The interaction possible with the remote shell are those via the command line. That is, its not possible to start an editor (such as "notepad" or "vi") or other similar processes that rely on the existence of a terminal (tty) as there is no terminal concept in current implementation.

- Abort: This button will instantly kill the shell process and its children, thus the processes started through a command.
- Load: This button will allow the system to read a selected .trccli file and display its contents in the command window without executing them. The user can execute a command loaded by pressing the ESC key and its relative command index.

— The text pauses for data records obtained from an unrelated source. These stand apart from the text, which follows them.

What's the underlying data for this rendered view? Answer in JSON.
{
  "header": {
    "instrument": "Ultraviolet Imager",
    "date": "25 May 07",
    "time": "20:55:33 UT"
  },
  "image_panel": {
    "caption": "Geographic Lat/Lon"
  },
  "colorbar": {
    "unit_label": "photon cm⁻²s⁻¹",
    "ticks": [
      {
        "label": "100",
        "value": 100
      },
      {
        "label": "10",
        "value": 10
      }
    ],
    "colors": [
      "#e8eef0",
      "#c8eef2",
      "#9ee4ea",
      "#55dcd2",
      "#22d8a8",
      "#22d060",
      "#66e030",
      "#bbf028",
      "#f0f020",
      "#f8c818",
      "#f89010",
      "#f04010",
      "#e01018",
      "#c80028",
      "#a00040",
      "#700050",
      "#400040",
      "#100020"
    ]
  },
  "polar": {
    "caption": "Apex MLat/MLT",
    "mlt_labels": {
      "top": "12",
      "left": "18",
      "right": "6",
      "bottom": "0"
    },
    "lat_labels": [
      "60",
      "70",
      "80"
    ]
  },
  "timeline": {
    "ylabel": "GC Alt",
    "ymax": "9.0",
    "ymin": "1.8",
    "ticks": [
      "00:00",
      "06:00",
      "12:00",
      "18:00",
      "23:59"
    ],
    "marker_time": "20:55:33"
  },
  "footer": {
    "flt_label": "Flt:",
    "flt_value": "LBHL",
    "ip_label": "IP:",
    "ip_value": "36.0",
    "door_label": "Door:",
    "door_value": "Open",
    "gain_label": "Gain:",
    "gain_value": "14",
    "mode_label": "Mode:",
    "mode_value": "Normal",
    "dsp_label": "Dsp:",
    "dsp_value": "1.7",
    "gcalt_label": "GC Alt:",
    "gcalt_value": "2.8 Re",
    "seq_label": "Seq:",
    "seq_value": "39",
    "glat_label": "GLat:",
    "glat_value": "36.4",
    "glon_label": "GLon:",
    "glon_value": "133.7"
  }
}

- Load and Run: This button loads a
.trccli file and immediately starts executing the
command sequence defined in the file. Execution follows the order specified in
the <history> section, using the
<autorun> settings to determine behavior such as
stopping on failure or applying a delay.
- A .trccli file consists of two main sections:
<autorun> and
<history>. The
<autorun> section defines execution
settings, while the <history> section contains
command sequences.
- The <autorun> section includes the following elements: <enable> set to true or false, enable or disable automatic execution<stopOnFailure> set to true or false to define whether execution stops on failure, <delay> set to the number of seconds before execution begins.
- The <history> section contains multiple commands, each defined by three elements:<platform> specifies the operating system (windows, linux, macos), <prefix> defines the command interpreter (cmd /c, powershell, sh -c, bash -c, etc.), and <command> that contains the actual command to execute. Each command must be on a separate line and begin with <platform> at column 0. Commands for different platforms should be grouped accordingly. To reference paths or arguments with spaces, use single double quotes or the @ symbol when in command mode. Avoid using double double-quotes.
Example command sequences:For Windows: <platform>windows</platform> <prefix>cmd /c</prefix> <command>net start | findstr BigF</command>
For Linux: <platform>linux</platform> <prefix>sh -c</prefix> <command>grep -E '^(VERSION|NAME)=' /etc/os-release</command>
For macOS: <platform>macos</platform> <prefix>sh -c</prefix> <command>sw_vers</command>
- A .trccli file consists of two main sections:
<autorun> and
<history>. The
<autorun> section defines execution
settings, while the <history> section contains
command sequences.
- Save: This button will create a .trccli file containing all the commands run during the command session. A user can use the generated file to load the command.
- History: This button will print all the commands run during the command session.